Let’s consider a C function whose signature is the following :

RETURN_CODE get_library_version(U8 *Major,U8 *Minor,U8 *Revision);

Once wrapped by PyCLibrary this function can be called as follows:

>>> ret = clib.get_library_version()
>>> ret()
1  # This is the RETURN_CODE value, 1 means the call succeeded
>>> ret[0]
0  # This is the major version.
>>> ret['Minor']
1

Some explanations :

  • first we call the function, not providing any pointers and store the CallResult object.

  • then we query the return value by calling the CallResult object. When doing this PyCLibrary tries to convert the value to a nice Python equivalent and if it is not possible it returns the underlying backend object.

  • finally we access to the major and minor version info. To access to the major version info we query the argument using its index, for the minor we use the name of the argument.

Sometimes even if a Python equivalent exists you might need to access to raw backend objects. You can find it in the attribute CallResult.rval for the return value and in CallResult.rval for the argument (that you passed and the created pointers).

Note that all the pointers automatically created by PyCLibrary are dereferenced automatically so that you get the value to which they point to, when accessed through the ‘[]’ operation, or using tuple unpacking see below.

As this syntax is not always convenient when we need to proceed to many calls the CallResult object can be used as an iterator to allow unpacking:

>>> res, (major, minor, rev) = clib.get_library_version()
>>> '{}.{}.{}'.format(major, minor, rev)
'0.1.0'

Note that the arguments are unpacked as a tuple (actually a generator) which makes it easy to ignore it if the function directly return the value you want:

>>> val, _ = clib.get_value()
2

Note

The value auto-generated are pointers but are not returned as such because most of the time it is the stored value that is needed. For pointers of pointers which generally represents arrays, it dereference only the external pointer so that the array element can be accessed using pointer[i] (which is a valid C syntax). This magic happens only with auto-generated values, if you manually pass a pointer the value in the arguments will be a pointer.

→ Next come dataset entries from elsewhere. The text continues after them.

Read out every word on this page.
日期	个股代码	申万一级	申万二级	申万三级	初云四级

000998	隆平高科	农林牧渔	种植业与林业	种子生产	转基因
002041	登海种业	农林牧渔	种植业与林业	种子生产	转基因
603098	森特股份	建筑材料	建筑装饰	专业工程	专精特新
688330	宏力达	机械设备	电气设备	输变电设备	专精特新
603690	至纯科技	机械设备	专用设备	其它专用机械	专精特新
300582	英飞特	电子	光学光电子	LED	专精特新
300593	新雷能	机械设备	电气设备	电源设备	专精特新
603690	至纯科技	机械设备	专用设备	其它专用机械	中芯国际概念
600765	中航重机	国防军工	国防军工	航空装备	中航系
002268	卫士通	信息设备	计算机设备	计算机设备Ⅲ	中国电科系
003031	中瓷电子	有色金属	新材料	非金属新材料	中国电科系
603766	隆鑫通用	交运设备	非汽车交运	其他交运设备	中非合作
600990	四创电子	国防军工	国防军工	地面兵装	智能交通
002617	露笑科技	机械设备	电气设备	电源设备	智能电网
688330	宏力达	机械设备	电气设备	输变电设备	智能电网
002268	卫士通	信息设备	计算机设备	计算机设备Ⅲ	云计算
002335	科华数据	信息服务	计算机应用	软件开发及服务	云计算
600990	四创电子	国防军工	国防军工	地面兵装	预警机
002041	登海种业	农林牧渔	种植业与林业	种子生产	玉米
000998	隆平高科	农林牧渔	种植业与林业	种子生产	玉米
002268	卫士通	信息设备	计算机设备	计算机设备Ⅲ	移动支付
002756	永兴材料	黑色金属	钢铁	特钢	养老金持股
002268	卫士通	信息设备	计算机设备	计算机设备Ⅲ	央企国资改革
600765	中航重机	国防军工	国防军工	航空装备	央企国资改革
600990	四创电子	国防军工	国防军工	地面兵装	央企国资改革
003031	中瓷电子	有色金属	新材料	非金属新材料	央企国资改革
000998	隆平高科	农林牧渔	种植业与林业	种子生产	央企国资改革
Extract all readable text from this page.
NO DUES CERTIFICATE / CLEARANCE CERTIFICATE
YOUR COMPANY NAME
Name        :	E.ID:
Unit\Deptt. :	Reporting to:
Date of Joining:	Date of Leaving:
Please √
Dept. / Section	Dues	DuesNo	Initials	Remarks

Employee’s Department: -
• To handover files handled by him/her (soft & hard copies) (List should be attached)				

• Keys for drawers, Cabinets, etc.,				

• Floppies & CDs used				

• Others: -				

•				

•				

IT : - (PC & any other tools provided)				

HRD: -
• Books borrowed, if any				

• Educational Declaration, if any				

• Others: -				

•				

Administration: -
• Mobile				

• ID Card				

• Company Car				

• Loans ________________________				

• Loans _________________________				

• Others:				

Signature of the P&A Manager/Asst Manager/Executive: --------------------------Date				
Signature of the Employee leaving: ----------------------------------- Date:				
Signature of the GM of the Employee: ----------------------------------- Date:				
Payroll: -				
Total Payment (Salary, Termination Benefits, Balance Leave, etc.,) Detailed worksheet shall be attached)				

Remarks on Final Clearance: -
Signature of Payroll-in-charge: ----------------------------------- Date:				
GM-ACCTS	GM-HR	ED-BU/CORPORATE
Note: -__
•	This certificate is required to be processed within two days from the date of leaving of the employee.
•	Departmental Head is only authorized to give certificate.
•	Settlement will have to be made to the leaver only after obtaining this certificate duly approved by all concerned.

Creating and passing arrays

One special case of passing values by reference (ie using a pointer) is the case of the arrays. Here two solutions exist depending on the behavior of the library :

  • the function expects a pointer to pointer and handles itself the memory allocation.

  • the function expects a pointer to an already existing array, and will use it or modify it.

In the first case, you can let PyCLibrary handle everything, you will get a pointer that you can index like any iterable (but you can’t determine its length, you must get that information from the library in another way). In the second case you cannot just let PyCLibrary creates the pointer because when the function will write in the array it might access memory it should not and corrupt data because the memory was never allocated. For this case, PyCLibrary provides the build_array helper function. This function takes as arguments the library object, the type of the data to store in the array (as a str or as type object) and the shape of the array to build (multidimensional arrays are supported), and optionally an initialization iterable (for one dimensional arrays only).

Let’s consider two functions:

void fill_array(int *array);
void allocate_array(int size, int **array);

Note that without reading the docs, you cannot know that fill_array needs an array and not simply a pointer to an integer. You must read the docs !

And here it the interfacing code:

>>> arr = build_array(clib, 'int', 5)
>>> _, (arr) = fill_array(arr)
>>> [arr[i] for i in range(5)]
[0, 10, 20, 21, 55]
>>> _, (size, arr) = allocate_array()
>>> [arr[i] for i in range(size)]
[-1, 2, 5, 8, -9]

This is fairly straightforward, simply note that you can directly pass the array in place of a pointer, the backend handle the conversion.